To find the maximum possible sum of the length of x and the length of y, given that x and y are positive integers such that x > 1, y > 1, and x + 3y < 1000, we need to find the values of x and y that maximize their lengths. One way to do this is to use the fact that the length of an integer is equal to the exponent of its prime factorization. For example, if k = 2^a * 3^b * 5^c * …, then the length of k is equal to a + b + c + …

Therefore, to maximize the length of an integer, we need to maximize its exponent. This means we need to choose the smallest possible base for each factor. Since we are dealing with positive integers, the smallest possible base is 2. So, we need to find x and y such that they are powers of 2 and satisfy the given inequality.

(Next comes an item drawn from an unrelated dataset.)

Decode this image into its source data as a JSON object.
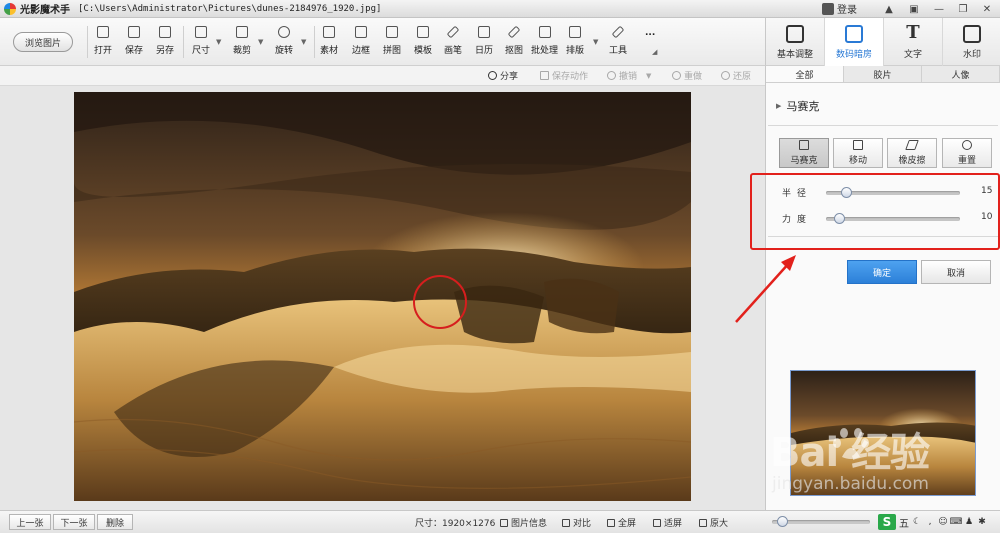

The largest power of 2 that is less than 1000 is 2^9 = 512. So, we can try x = 512 and see if we can find a suitable value for y. If x = 512, then x + 3y < 1000 implies that y < (1000 - 512) / 3 = 162.67. The largest power of 2 that is less than 162.67 is 2^7 = 128. So, we can try y = 128 and see if it satisfies the given inequality. If y = 128, then x + 3y = 512 + 3 * 128 = 896 < 1000. So, we have found a pair of values for x and y that satisfy the given inequality.

The length of x is equal to the exponent of its prime factorization, which is 9 in this case. The length of y is also equal to the exponent of its prime factorization, which is 7 in this case. So, the sum of the length of x and the length of y is equal to 9 + 7 = 16.

Therefore, the maximum possible sum of the length of x and the length of y is 16, when x = 512 and y = 128.